Wednesday, November 10, 2010

Program Review: Taming the Tsunami, November 2nd

On November 3, CLA-CASLIS was fortunate to have Suzanne LeBlanc present a talk entitled, “Taming the Tsunami: Best Practices in Email Records Management for Small Organizations”. Suzanne has worked as an Information Management Specialist at Service Ontario for five years and clearly has a passion for digital preservation and records management. Her job incorporates many of the theories and practices she learned in the Archives Management courses at the University of Toronto.

The presentation took place at Oakham House within the Ryerson University campus. Oakham House appeared to be a busy place, but luckily, the venue was separated from the noise of the street and other presentations. The room was on the cozy side but was also very bright and welcoming.

Suzanne explained that paper records are becoming less popular because they are inadequate for simultaneous consultation and document linking. Email presents its own special challenges, for example, how one might preserve emails for periods of 50 years or more. Emails that seem trivial today may contain invaluable information at a later time. The legal ramifications of poor records keeping can include loss of credibility, lack of transparency, large financial fines, and loss of context and access.

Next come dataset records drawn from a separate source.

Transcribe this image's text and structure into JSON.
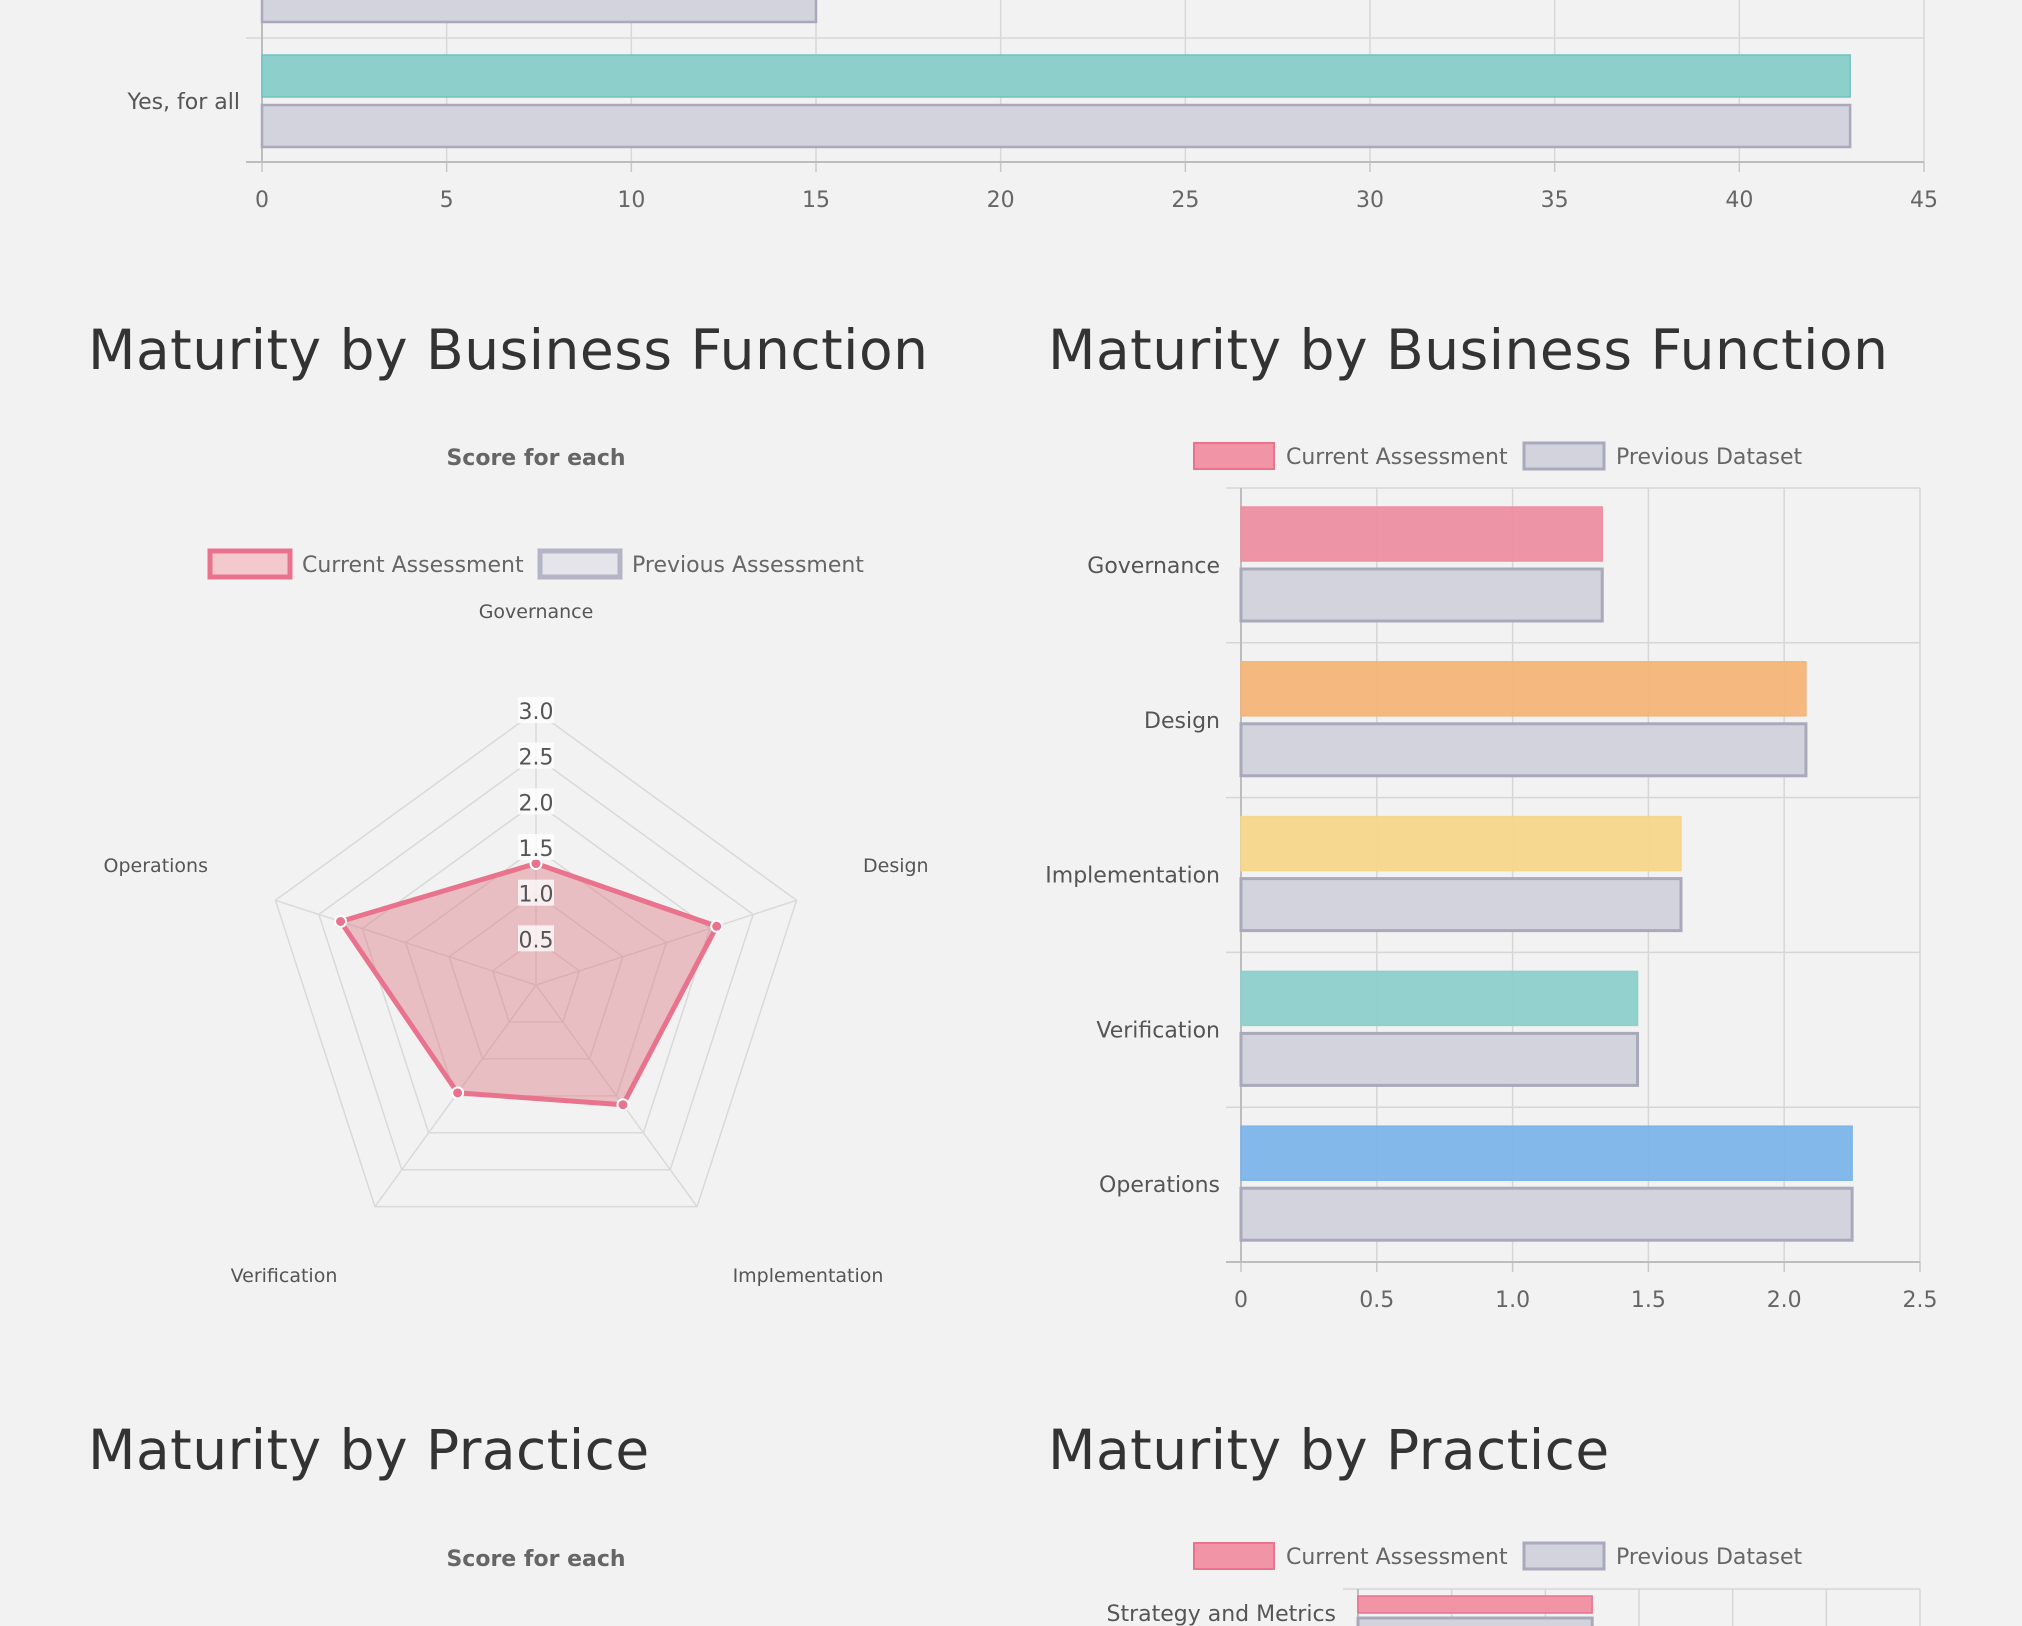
{
  "sections": {
    "bf_radar_title": "Maturity by Business Function",
    "bf_bar_title": "Maturity by Business Function",
    "pr_radar_title": "Maturity by Practice",
    "pr_bar_title": "Maturity by Practice"
  },
  "colors": {
    "background": "#f2f2f2",
    "current_red": "#ec7d92",
    "previous_gray": "#d3d3de",
    "previous_border": "#a9a9bb",
    "teal": "#8dcfcb",
    "orange": "#f4b478",
    "yellow": "#f6d68a",
    "blue": "#7bb4e9"
  },
  "chart_data": [
    {
      "id": "top_bar",
      "type": "bar",
      "orientation": "horizontal",
      "categories": [
        "Yes, for all"
      ],
      "series": [
        {
          "values": [
            43
          ],
          "color": "#8dcfcb"
        },
        {
          "values": [
            43
          ],
          "color": "#d3d3de"
        }
      ],
      "partial_bar_above": {
        "value": 15
      },
      "xticks": [
        "0",
        "5",
        "10",
        "15",
        "20",
        "25",
        "30",
        "35",
        "40",
        "45"
      ],
      "xlim": [
        0,
        45
      ],
      "grid": true
    },
    {
      "id": "bf_radar",
      "type": "radar",
      "title": "Score for each",
      "axes": [
        "Governance",
        "Design",
        "Implementation",
        "Verification",
        "Operations"
      ],
      "series": [
        {
          "name": "Current Assessment",
          "values": [
            1.33,
            2.08,
            1.62,
            1.46,
            2.25
          ],
          "color": "#e9738d"
        },
        {
          "name": "Previous Assessment",
          "values": [
            1.33,
            2.08,
            1.62,
            1.46,
            2.25
          ],
          "color": "#b4b4c6"
        }
      ],
      "rticks": [
        "0.5",
        "1.0",
        "1.5",
        "2.0",
        "2.5",
        "3.0"
      ],
      "rlim": [
        0,
        3
      ]
    },
    {
      "id": "bf_bar",
      "type": "bar",
      "orientation": "horizontal",
      "categories": [
        "Governance",
        "Design",
        "Implementation",
        "Verification",
        "Operations"
      ],
      "series": [
        {
          "name": "Current Assessment",
          "values": [
            1.33,
            2.08,
            1.62,
            1.46,
            2.25
          ],
          "colors": [
            "#ec8fa1",
            "#f4b478",
            "#f6d68a",
            "#8dcfcb",
            "#7bb4e9"
          ]
        },
        {
          "name": "Previous Dataset",
          "values": [
            1.33,
            2.08,
            1.62,
            1.46,
            2.25
          ],
          "color": "#d3d3de"
        }
      ],
      "xticks": [
        "0",
        "0.5",
        "1.0",
        "1.5",
        "2.0",
        "2.5"
      ],
      "xlim": [
        0,
        2.5
      ],
      "grid": true,
      "legend": "top"
    },
    {
      "id": "pr_radar",
      "type": "radar",
      "title": "Score for each"
    },
    {
      "id": "pr_bar",
      "type": "bar",
      "orientation": "horizontal",
      "categories": [
        "Strategy and Metrics"
      ],
      "series": [
        {
          "name": "Current Assessment",
          "values": [
            1.25
          ],
          "color": "#ec8fa1"
        },
        {
          "name": "Previous Dataset",
          "values": [
            1.25
          ],
          "color": "#d3d3de"
        }
      ],
      "xlim": [
        0,
        3
      ],
      "legend": "top"
    }
  ]
}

Reuse of reliable data is one of the prime objectives of email management. Increasingly, modern organizations are using business email as a record of project development. To sell the idea of email records management to a boss, a Records Management Specialist may want to sell his or her skills based on the concerns of a boss. At the moment, there is a bit of a generation gap in terms of willingness to adopt new archiving strategies, but this is changing with shifts in the business world.

Suzanne explains that records do not arrive at an “end stage,” but instead are always moving between stages of documentation and organization. Records Management Specialists use criteria of content, context, structure and appearance to prioritize which emails are worthy of preservation. There are a number of methods that Records Management Specialists use to determine and organize relevant email. The first method is to instruct users on proper practices in email (such as use of real names), the second is to consider metadata as a tool to record attributes of email, the third is to use automated message sorting and filtering with a stored file system, and the fourth is to manually select either some or all of the emails for storage. The approach that Suzanne personally recommends is to convert emails to a standard such as PDF, TIFF, XML, or RFC-2882.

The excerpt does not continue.